Het Verwaltungsgerichtshof Baden-Württemberg (hoogste bestuursrechter van de deelstaat Baden-Württemberg, Duitsland) is van oordeel dat het door hem gepleegde feit niet kan worden beschouwd als een dwingende reden van openbare veiligheid in de zin van de richtlijn. Vanuit dit oogpunt zou hij dus verhoogde bescherming tegen verwijdering kunnen genieten. Het Verwaltungsgerichtshof Baden-Württemberg heeft evenwel twijfels met betrekking tot de mogelijkheid om die bescherming toe te kennen, aangezien hij sinds 12 april 2013 gevangen zit.
Daarom vraagt het aan het EU-Hof of de duurzame vestiging van een Unieburger in een gastland en het ontbreken van enige band met de lidstaat waarvan die burger de nationaliteit bezit, voldoende zijn om vast te stellen dat de belanghebbende verhoogde bescherming in de zin van de richtlijn kan genieten.
Geleidelijke verhoging van de bescherming tegen verwijdering
In zijn arrest herinnert het EU-Hof er allereerst aan dat in de richtlijn is voorzien in een graduele verhoging van de bescherming tegen verwijdering die verband houdt met de mate van integratie door de betrokken EU-burger in het gastland.

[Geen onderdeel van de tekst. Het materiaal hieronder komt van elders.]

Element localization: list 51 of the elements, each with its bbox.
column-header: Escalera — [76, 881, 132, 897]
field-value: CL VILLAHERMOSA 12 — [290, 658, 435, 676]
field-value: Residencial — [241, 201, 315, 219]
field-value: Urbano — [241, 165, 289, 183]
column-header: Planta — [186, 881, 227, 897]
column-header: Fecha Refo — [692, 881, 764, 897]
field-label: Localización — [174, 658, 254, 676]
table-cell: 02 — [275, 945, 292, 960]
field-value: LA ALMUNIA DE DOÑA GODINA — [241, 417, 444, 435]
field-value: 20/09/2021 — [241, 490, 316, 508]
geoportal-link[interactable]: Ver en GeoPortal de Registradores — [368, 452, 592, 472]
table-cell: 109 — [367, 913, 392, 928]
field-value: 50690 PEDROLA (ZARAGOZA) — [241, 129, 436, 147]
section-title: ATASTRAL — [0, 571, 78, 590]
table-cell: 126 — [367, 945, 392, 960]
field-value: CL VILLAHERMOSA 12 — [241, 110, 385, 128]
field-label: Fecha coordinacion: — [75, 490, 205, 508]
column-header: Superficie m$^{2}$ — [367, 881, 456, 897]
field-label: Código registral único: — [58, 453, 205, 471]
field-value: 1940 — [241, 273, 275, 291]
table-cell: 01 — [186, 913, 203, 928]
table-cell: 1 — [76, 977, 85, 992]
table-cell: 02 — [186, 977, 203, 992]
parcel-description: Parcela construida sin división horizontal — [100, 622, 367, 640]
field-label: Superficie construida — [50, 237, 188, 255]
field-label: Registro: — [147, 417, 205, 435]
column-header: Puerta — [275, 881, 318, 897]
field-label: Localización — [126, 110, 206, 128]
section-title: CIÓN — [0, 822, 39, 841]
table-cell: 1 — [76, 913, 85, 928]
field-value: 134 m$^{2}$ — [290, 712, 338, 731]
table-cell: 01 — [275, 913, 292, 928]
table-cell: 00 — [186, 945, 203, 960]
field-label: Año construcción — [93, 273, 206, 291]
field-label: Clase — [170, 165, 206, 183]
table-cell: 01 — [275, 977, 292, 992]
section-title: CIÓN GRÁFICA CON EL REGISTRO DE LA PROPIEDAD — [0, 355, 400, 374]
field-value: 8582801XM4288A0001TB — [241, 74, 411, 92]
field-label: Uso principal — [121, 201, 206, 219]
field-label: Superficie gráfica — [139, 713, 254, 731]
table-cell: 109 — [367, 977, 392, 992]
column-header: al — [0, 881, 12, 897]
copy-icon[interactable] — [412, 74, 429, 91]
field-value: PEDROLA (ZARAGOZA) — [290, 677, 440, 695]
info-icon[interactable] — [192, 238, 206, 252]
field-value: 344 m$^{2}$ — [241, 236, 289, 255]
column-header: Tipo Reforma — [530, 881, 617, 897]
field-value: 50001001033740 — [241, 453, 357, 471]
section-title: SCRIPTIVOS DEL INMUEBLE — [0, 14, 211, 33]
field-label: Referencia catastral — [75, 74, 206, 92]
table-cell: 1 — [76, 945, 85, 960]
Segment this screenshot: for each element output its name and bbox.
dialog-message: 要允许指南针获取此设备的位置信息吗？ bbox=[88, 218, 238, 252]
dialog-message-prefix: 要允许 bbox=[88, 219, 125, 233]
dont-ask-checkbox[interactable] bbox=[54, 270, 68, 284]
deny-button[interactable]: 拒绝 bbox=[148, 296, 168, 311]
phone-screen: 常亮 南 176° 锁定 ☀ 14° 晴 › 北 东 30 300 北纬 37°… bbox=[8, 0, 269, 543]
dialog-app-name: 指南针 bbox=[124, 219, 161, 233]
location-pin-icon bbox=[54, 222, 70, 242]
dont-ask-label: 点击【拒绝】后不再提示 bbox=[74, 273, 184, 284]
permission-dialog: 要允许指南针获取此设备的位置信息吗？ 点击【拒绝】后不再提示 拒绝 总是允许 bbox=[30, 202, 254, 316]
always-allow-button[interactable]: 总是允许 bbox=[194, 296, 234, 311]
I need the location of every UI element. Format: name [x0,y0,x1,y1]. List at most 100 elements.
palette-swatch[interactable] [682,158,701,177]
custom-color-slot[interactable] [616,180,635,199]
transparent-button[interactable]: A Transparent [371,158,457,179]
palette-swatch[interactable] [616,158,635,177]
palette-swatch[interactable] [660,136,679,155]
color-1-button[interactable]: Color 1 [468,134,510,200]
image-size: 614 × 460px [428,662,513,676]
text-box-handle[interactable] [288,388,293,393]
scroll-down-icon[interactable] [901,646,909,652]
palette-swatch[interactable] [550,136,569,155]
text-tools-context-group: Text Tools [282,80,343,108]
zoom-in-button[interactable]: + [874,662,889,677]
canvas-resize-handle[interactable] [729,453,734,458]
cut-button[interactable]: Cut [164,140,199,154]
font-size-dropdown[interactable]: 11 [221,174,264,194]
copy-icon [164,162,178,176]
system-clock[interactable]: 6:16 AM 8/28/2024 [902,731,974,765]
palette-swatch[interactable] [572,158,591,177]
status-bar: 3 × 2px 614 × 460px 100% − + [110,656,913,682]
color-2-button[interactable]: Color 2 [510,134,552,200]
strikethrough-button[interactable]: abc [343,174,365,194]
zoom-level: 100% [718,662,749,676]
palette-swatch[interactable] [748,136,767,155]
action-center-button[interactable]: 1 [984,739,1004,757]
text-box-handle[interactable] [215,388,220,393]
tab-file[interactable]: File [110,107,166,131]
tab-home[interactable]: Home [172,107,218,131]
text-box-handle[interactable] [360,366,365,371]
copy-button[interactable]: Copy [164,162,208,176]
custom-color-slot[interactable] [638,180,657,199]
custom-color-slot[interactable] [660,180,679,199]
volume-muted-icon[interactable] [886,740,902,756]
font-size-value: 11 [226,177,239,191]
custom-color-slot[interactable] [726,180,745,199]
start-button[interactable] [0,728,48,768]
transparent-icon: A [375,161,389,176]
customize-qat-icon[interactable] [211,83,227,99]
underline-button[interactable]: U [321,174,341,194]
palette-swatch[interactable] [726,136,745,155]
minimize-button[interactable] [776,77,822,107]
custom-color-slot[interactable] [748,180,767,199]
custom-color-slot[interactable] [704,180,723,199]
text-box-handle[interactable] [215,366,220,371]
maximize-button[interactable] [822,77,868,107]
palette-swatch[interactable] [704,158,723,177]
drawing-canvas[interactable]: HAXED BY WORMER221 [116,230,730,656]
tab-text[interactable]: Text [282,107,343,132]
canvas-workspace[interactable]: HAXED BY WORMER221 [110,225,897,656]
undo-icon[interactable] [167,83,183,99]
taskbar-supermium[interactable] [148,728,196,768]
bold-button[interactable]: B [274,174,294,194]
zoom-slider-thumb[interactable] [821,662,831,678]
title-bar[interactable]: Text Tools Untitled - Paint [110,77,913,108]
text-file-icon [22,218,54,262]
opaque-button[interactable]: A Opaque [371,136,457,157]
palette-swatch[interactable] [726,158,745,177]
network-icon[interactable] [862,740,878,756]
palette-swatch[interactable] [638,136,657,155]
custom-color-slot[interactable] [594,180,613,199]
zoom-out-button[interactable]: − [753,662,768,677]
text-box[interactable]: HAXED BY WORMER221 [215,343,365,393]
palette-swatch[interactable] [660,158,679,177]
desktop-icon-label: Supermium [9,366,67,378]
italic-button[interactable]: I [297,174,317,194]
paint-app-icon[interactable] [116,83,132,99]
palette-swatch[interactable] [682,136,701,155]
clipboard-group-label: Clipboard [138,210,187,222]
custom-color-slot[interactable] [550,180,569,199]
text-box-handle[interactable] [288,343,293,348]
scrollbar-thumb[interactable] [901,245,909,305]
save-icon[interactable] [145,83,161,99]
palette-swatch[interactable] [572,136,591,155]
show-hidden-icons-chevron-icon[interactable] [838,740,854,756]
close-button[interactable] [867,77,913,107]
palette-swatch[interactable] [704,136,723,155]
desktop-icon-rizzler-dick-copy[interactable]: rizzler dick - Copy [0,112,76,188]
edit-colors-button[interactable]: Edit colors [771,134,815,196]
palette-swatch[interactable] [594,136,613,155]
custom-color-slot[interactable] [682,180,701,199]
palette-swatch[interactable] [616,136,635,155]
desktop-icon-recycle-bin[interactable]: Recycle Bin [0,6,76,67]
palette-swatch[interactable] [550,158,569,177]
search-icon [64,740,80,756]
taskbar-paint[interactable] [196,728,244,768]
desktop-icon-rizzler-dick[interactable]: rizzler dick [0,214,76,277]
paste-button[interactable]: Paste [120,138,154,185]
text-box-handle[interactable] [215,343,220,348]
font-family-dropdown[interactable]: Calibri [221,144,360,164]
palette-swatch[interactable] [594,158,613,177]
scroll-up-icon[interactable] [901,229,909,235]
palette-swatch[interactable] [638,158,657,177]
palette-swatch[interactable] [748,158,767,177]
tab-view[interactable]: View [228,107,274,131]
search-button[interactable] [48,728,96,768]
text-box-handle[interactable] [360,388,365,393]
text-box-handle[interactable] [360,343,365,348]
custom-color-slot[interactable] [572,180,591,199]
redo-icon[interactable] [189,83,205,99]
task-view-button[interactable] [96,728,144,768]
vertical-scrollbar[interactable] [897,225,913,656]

Een burger die een duurzaam verblijfsrecht heeft, kan worden verwijderd om „ernstige redenen van openbare orde of openbare veiligheid”, terwijl een burger die kan bewijzen dat hij gedurende de laatste tien jaar in het land verbleven heeft slechts kan worden verwijderd om „dwingende redenen van openbare veiligheid”. Hieruit volgt volgens het EU-Hof dat een EU-burger slechts in aanmerking komt voor dit verhoogde beschermingsniveau dat verband houdt met een verblijf van tien jaar in het gastland, voor zover hij eerst voldoet aan de voorwaarde dat hem het lagere beschermingsniveau is toegekend, dat wil zeggen voor zover hij beschikt over een duurzaam verblijfrecht op grond van een ononderbroken rechtmatig verblijf van vijf jaar in die lidstaat.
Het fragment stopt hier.